Nolan’s movies are frequently bailed out by the acting (the exuberant malice of Heath Ledger’s Joker, the miraculous response of Cillian Murphy to a pinwheel in Inception) and Interstellar is no different with wonderful turns from Matthew McConaughey and Matt Damon. Anne Hathaway and Jessica Chastain don’t have much to do, but they do what they can with what they have. I also enjoy the fact that when directors need a punchable face they always think of Topher Grace. Despite the shortcomings of the beginning and the ending, the middle portion of the film is quite compelling and nearly worth the price of admission. The “Bulk Beings” are tantalizingly theophanic (even if Cooper lamely suggests they are hyper-evolved humans), and the conquering of rage by love could be quite potent were it not undermined.
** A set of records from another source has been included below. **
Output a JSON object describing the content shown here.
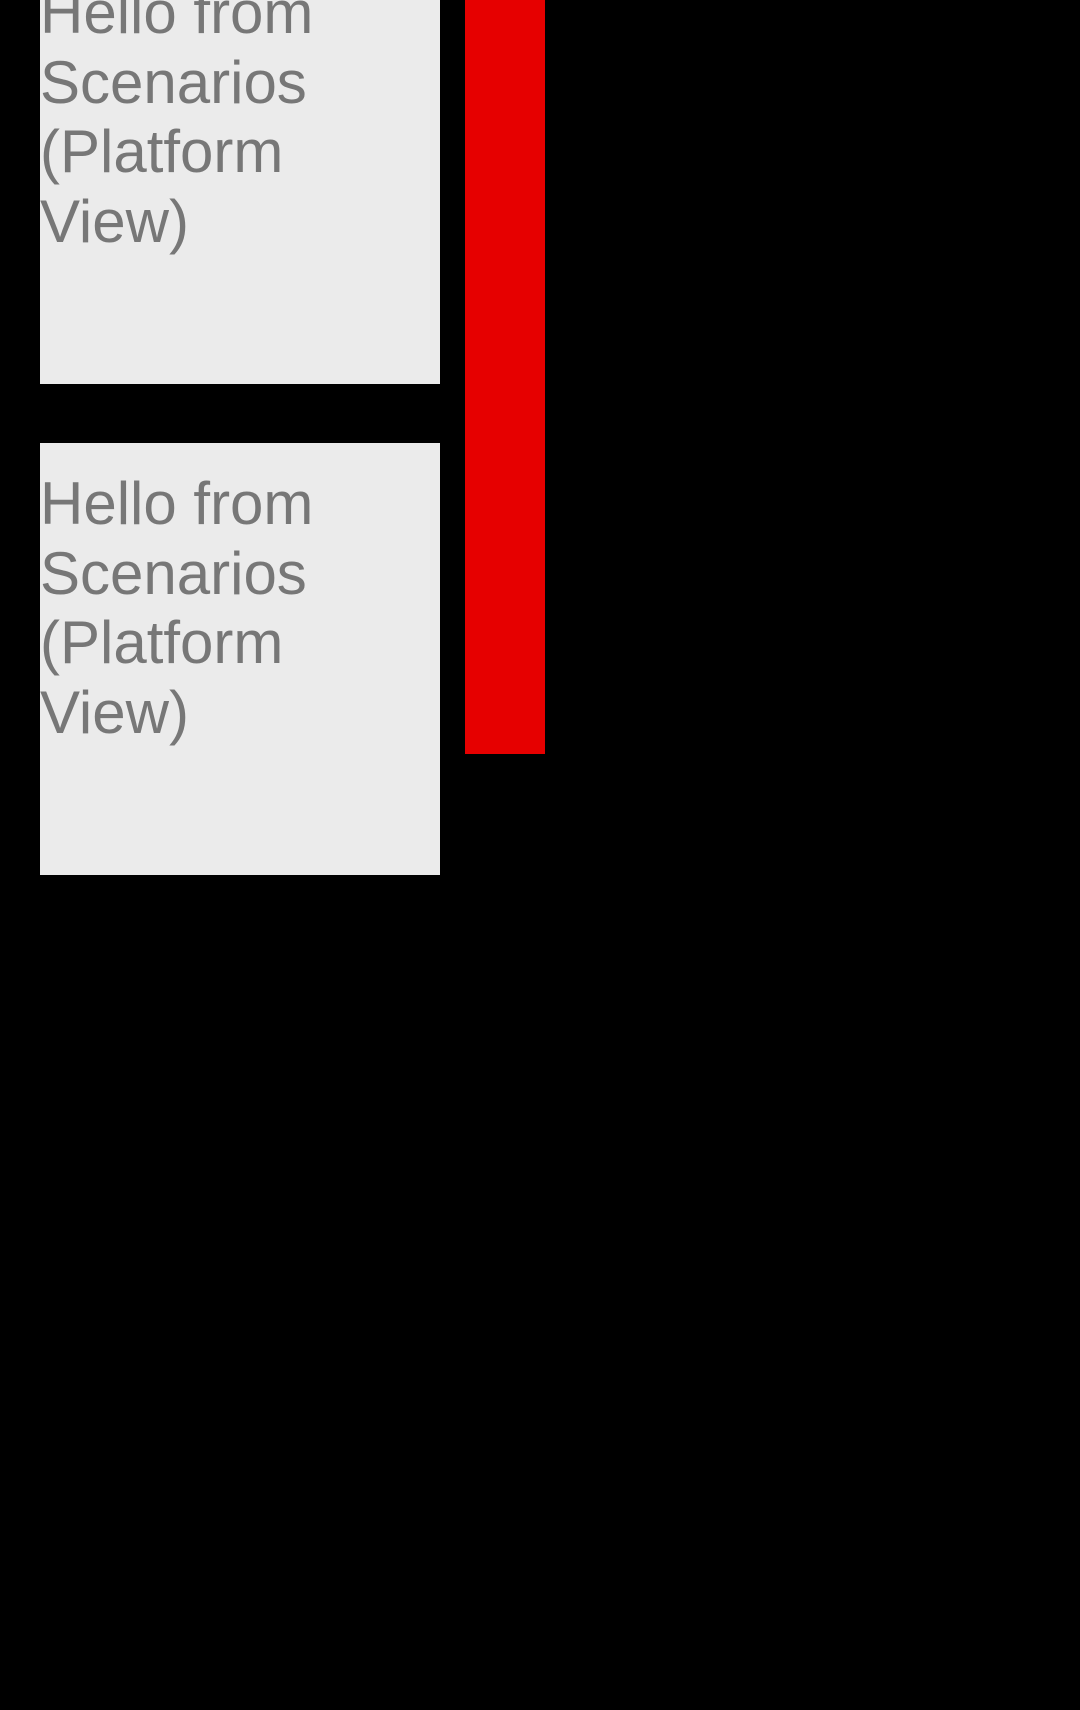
{
  "platform_views": [
    {
      "text": "Hello from Scenarios (Platform View)"
    },
    {
      "text": "Hello from Scenarios (Platform View)"
    }
  ],
  "colors": {
    "background": "#000000",
    "card_background": "#ebebeb",
    "text": "#777777",
    "accent_bar": "#e60000"
  }
}
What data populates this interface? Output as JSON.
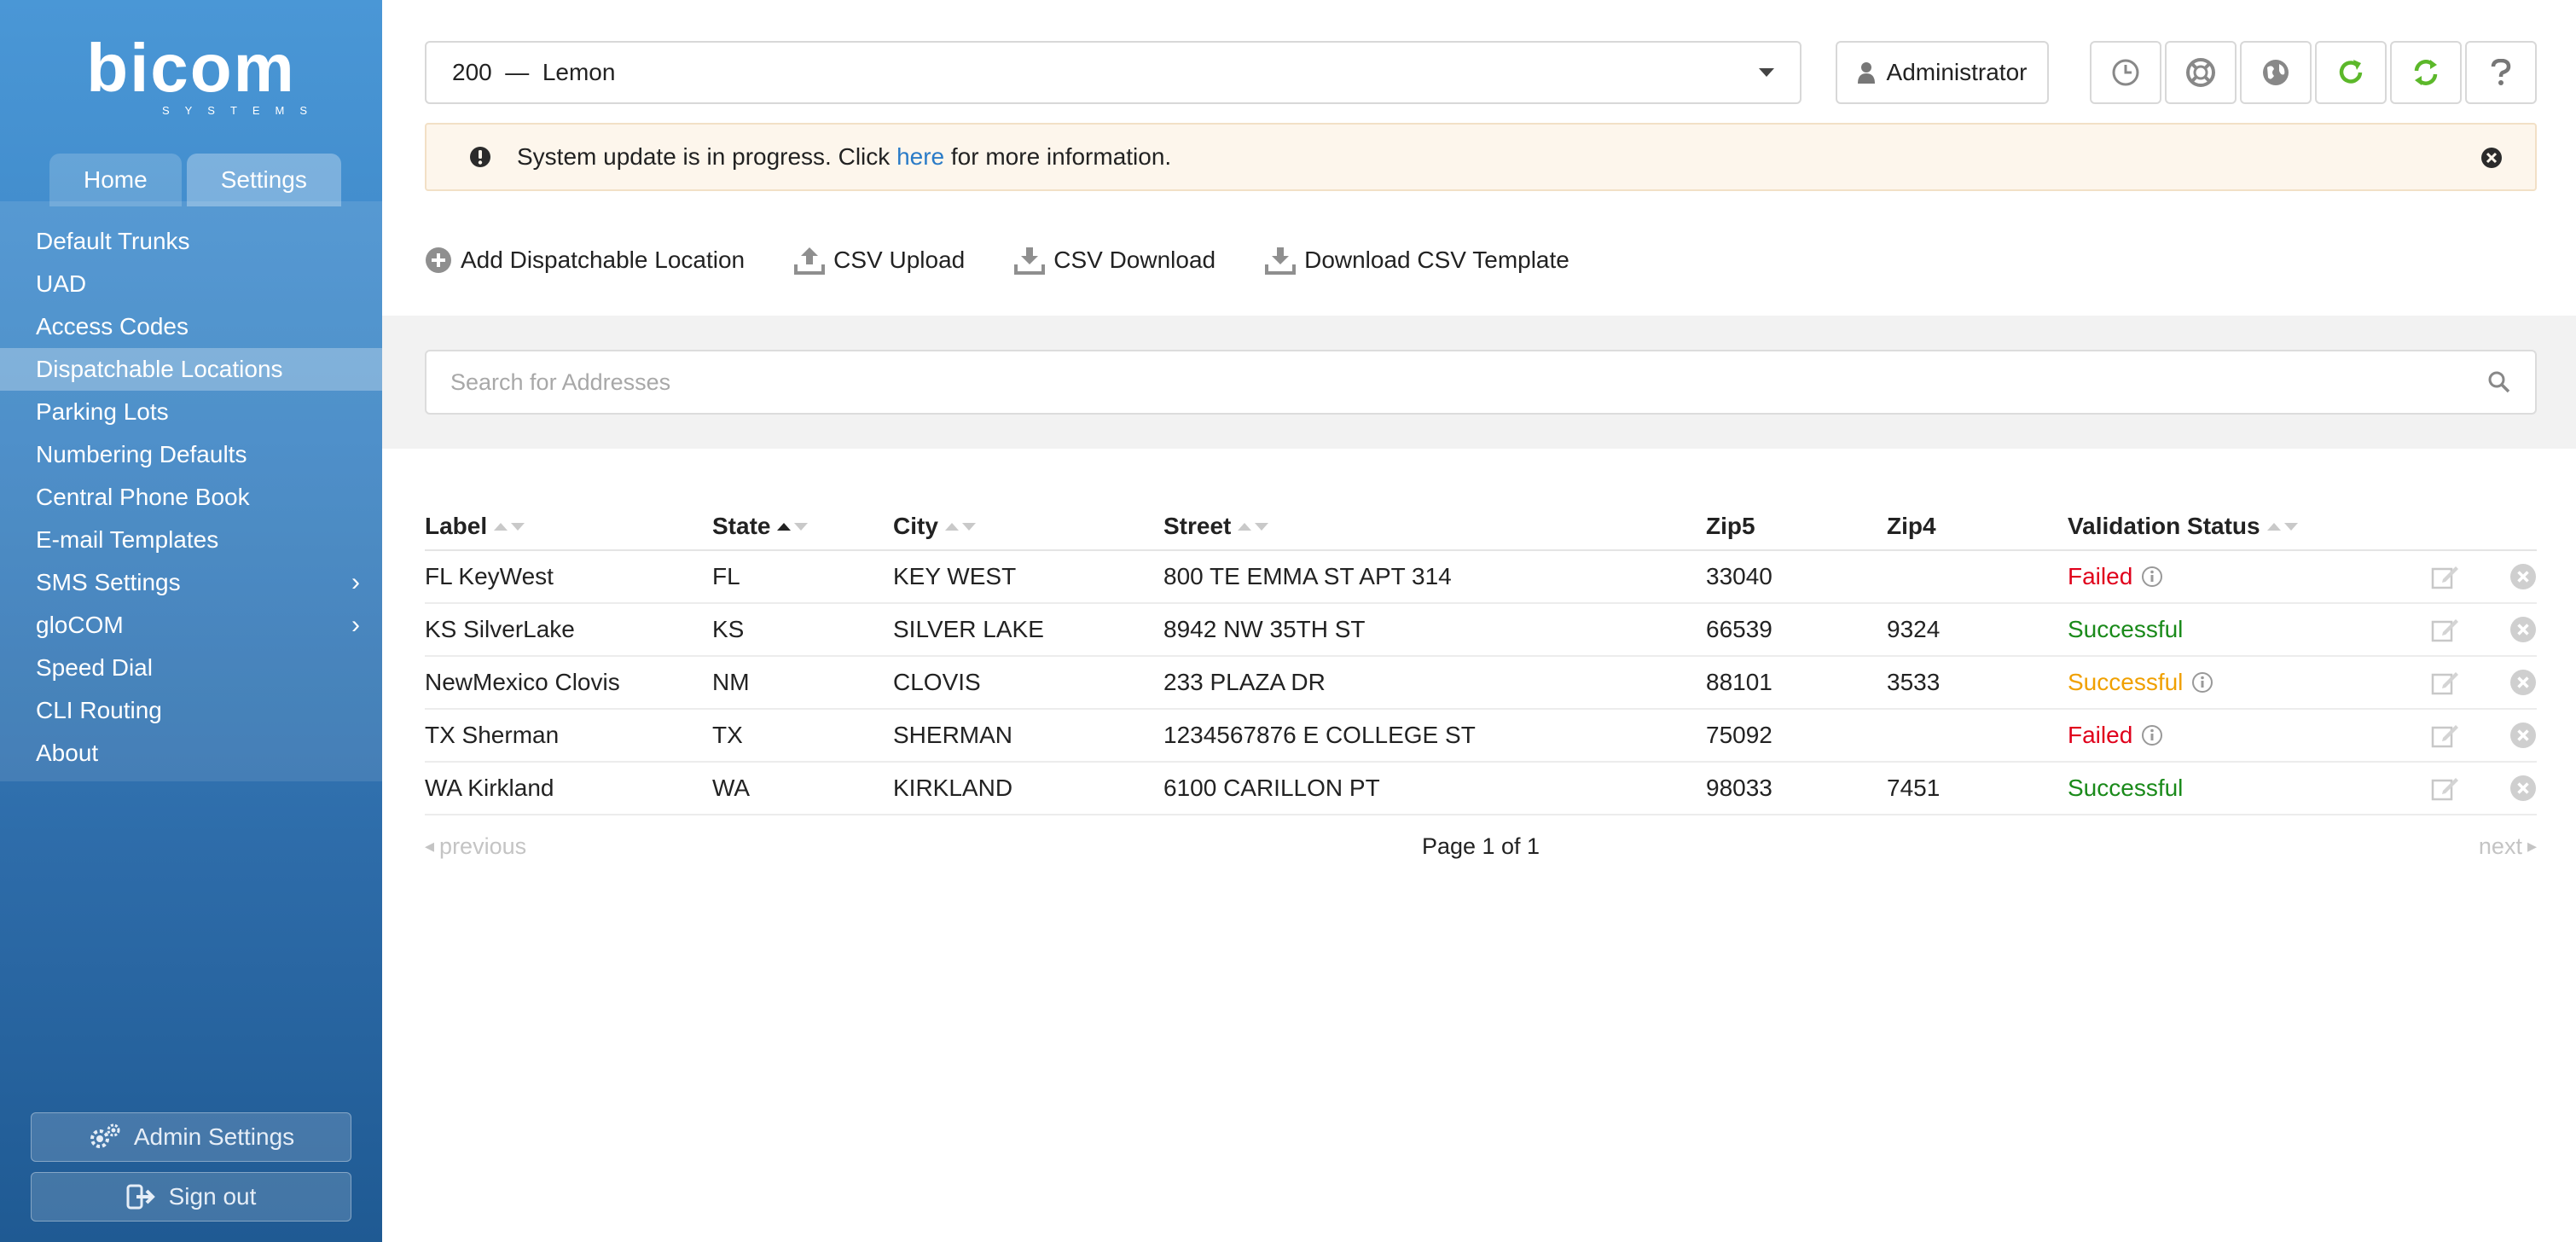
{
  "brand": {
    "logo_text": "bicom",
    "logo_sub": "SYSTEMS"
  },
  "sidebar": {
    "tabs": [
      {
        "label": "Home"
      },
      {
        "label": "Settings",
        "active": true
      }
    ],
    "items": [
      {
        "label": "Default Trunks"
      },
      {
        "label": "UAD"
      },
      {
        "label": "Access Codes"
      },
      {
        "label": "Dispatchable Locations",
        "active": true
      },
      {
        "label": "Parking Lots"
      },
      {
        "label": "Numbering Defaults"
      },
      {
        "label": "Central Phone Book"
      },
      {
        "label": "E-mail Templates"
      },
      {
        "label": "SMS Settings",
        "has_children": true
      },
      {
        "label": "gloCOM",
        "has_children": true
      },
      {
        "label": "Speed Dial"
      },
      {
        "label": "CLI Routing"
      },
      {
        "label": "About"
      }
    ],
    "admin_settings_label": "Admin Settings",
    "sign_out_label": "Sign out"
  },
  "topbar": {
    "tenant_select": "200  —  Lemon",
    "user_label": "Administrator",
    "icons": [
      "clock-icon",
      "lifebuoy-icon",
      "globe-icon",
      "refresh-icon",
      "sync-icon",
      "help-icon"
    ],
    "accent_green": "#5cb82a"
  },
  "alert": {
    "text_before": "System update is in progress. Click ",
    "link": "here",
    "text_after": " for more information."
  },
  "actions": [
    {
      "label": "Add Dispatchable Location",
      "icon": "plus-circle-icon"
    },
    {
      "label": "CSV Upload",
      "icon": "upload-icon"
    },
    {
      "label": "CSV Download",
      "icon": "download-icon"
    },
    {
      "label": "Download CSV Template",
      "icon": "download-template-icon"
    }
  ],
  "search": {
    "placeholder": "Search for Addresses"
  },
  "table": {
    "headers": {
      "label": "Label",
      "state": "State",
      "city": "City",
      "street": "Street",
      "zip5": "Zip5",
      "zip4": "Zip4",
      "validation": "Validation Status"
    },
    "rows": [
      {
        "label": "FL KeyWest",
        "state": "FL",
        "city": "KEY WEST",
        "street": "800 TE EMMA ST APT 314",
        "zip5": "33040",
        "zip4": "",
        "status": "Failed",
        "status_type": "failed",
        "info": true
      },
      {
        "label": "KS SilverLake",
        "state": "KS",
        "city": "SILVER LAKE",
        "street": "8942 NW 35TH ST",
        "zip5": "66539",
        "zip4": "9324",
        "status": "Successful",
        "status_type": "ok",
        "info": false
      },
      {
        "label": "NewMexico Clovis",
        "state": "NM",
        "city": "CLOVIS",
        "street": "233 PLAZA DR",
        "zip5": "88101",
        "zip4": "3533",
        "status": "Successful",
        "status_type": "warn",
        "info": true
      },
      {
        "label": "TX Sherman",
        "state": "TX",
        "city": "SHERMAN",
        "street": "1234567876 E COLLEGE ST",
        "zip5": "75092",
        "zip4": "",
        "status": "Failed",
        "status_type": "failed",
        "info": true
      },
      {
        "label": "WA Kirkland",
        "state": "WA",
        "city": "KIRKLAND",
        "street": "6100 CARILLON PT",
        "zip5": "98033",
        "zip4": "7451",
        "status": "Successful",
        "status_type": "ok",
        "info": false
      }
    ]
  },
  "pager": {
    "previous": "previous",
    "page": "Page 1 of 1",
    "next": "next"
  }
}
I do not mind that humanity is revealed to be a rat as Nolan does in Dr. Mann (eponymously representing humanity), who, despite being referred to as the “best and brightest” numerous times, is the most craven character, but the idea that love is as powerful as gravity and yet also weak and myopic makes the movie incoherent. In the end humanity, like Leonard in Memento, must bind itself to a lie.